Each doll has sound effects and 10-second jingles, and speaks 75 phrases about science, technology, engineering and math, with voices from real girls from diverse cultural backgrounds.

“It isn’t just one plus one equals two; it’s telling a story,” said Bell, 31. “When you’re listening to the doll, she’s taking you on a journey through her life of being a veterinarian or being an astronaut, with cool factoids you can learn. There are things which I don’t even think some adults know.”

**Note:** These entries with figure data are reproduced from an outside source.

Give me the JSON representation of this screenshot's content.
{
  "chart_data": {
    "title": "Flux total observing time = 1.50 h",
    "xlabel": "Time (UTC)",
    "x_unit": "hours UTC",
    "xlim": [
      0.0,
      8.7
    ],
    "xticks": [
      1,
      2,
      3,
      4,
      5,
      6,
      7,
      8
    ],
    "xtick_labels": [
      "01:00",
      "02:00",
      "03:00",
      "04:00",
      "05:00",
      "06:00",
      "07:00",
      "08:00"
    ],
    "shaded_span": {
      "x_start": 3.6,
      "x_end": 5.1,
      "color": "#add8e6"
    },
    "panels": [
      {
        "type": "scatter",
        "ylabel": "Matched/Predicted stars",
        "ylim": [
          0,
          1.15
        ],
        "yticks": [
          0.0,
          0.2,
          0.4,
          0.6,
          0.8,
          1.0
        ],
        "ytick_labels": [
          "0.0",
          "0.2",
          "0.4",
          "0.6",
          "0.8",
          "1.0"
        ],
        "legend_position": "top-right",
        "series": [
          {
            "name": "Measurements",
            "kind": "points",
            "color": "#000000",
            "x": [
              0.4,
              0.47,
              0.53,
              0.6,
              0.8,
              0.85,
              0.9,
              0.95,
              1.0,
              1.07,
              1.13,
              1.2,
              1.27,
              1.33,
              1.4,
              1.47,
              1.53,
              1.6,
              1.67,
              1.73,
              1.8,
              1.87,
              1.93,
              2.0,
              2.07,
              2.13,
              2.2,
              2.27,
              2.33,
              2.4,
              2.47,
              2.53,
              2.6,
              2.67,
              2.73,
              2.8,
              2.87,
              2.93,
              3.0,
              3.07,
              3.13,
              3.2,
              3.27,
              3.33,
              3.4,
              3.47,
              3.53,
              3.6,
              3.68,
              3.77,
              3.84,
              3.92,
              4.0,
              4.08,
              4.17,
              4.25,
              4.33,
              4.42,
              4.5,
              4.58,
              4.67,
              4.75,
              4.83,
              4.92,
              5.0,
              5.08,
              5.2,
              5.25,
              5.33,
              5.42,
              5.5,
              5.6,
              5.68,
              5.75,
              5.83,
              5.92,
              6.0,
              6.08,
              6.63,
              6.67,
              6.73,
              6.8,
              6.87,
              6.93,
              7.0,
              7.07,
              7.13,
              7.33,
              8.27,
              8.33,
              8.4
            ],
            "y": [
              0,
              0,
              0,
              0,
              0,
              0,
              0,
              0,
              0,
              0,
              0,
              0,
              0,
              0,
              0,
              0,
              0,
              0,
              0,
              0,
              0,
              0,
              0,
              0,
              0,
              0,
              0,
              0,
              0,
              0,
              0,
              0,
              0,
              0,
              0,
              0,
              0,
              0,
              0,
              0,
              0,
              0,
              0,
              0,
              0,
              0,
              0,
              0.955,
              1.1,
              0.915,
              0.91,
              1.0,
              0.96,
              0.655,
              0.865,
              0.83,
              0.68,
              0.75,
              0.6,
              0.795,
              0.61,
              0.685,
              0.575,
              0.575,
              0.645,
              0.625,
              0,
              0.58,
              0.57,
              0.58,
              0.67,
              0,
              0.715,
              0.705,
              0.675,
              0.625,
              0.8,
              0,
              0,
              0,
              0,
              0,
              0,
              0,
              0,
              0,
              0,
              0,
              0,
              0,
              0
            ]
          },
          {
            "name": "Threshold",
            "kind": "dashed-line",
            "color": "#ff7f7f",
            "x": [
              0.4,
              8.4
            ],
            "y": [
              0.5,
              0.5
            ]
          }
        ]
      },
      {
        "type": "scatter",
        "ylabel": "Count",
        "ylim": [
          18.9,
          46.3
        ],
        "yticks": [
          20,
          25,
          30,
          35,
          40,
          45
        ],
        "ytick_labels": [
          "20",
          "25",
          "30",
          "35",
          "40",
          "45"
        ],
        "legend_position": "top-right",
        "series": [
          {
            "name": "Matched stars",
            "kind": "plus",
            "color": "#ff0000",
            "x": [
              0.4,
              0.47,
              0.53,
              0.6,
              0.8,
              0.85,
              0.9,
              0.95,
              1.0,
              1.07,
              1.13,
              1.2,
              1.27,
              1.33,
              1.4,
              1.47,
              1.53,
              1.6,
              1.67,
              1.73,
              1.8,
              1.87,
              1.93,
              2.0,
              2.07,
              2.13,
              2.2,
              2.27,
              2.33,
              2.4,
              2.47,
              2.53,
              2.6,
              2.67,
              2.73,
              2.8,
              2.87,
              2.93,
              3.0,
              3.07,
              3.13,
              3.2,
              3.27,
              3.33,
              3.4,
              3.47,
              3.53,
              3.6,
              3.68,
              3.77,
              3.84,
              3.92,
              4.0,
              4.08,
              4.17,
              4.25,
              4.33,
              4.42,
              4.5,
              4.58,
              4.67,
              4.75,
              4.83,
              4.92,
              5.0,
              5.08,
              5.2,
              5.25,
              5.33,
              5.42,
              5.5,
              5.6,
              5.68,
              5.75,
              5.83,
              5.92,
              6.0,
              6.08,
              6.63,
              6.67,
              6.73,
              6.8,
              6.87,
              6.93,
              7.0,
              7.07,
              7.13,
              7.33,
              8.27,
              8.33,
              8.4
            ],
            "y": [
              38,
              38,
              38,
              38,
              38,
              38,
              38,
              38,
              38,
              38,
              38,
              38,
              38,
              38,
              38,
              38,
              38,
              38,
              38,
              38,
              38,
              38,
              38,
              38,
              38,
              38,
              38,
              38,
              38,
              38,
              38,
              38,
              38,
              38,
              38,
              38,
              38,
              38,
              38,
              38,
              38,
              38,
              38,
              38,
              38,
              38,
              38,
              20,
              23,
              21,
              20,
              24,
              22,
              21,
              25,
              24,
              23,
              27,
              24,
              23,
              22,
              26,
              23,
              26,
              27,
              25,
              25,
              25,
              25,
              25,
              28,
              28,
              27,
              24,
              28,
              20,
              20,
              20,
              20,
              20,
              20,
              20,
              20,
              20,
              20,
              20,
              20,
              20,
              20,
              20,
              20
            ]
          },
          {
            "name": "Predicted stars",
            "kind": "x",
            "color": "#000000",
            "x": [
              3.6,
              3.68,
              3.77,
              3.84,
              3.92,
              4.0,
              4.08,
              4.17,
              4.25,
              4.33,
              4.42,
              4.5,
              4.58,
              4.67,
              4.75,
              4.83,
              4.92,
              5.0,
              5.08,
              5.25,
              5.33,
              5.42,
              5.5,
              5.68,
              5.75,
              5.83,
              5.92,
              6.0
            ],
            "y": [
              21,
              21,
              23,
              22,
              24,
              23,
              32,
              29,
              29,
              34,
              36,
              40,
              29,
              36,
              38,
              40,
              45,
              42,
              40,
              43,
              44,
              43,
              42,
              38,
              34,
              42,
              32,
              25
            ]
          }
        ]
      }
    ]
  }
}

Squeeze the doll’s hand and hear things like: “Peacocks are male birds. And peacocks like to snack on lettuce, grapes and white bread.”

“Planet Uranus likes to sit sideways. Venus has hot, hot, hot volcanoes. There’s planet Jupiter. Jupiter is also very gassy.”

“Earth weighs 13 octillion, 170 septillion pounds!”

Bell launched Surprise Powerz Dolls on May 26 after two years of planning, with the goal of inspiring and encouraging young girls to navigate the world with confidence and excitement around learning new skills. When the pandemic hit, Bell left the private sector in marketing to focus on making the dolls, working with an illustrator to get the designs just right and teaming up with a preschool teacher, a member of the National Association for the Education of Young Children, to build out the phrases.

Bell hopes people reach out to Surprise Powerz for its Sponsor a Classroom initiative, which gives four-doll sets to teachers for their early learning classrooms. (There is currently a waitlist.) Bell said sponsors will be recognized on social media sites and will help provide discounts for the dolls to parents in the schools.

“I just wanted to make a difference, and the way that I built out my toys, I really wanted to make a connection in a way that is unique to different types of girls,” Bell said. “If you pair these girls who are dealing with some of the worst situations with some of the most powerful fields, it’s inevitable that we’re going to break these cycles of poverty that much faster.

“Girls were being taught to become moms starting at an early age, handing them traditional baby dolls,” she said. “But you weren’t necessarily handing boys baby dolls to teach them how to be fathers. We need to start equipping girls and inspiring them so that they can have what they need in order to be confident in life and to achieve what they need to achieve and not have these ceilings that stop them.”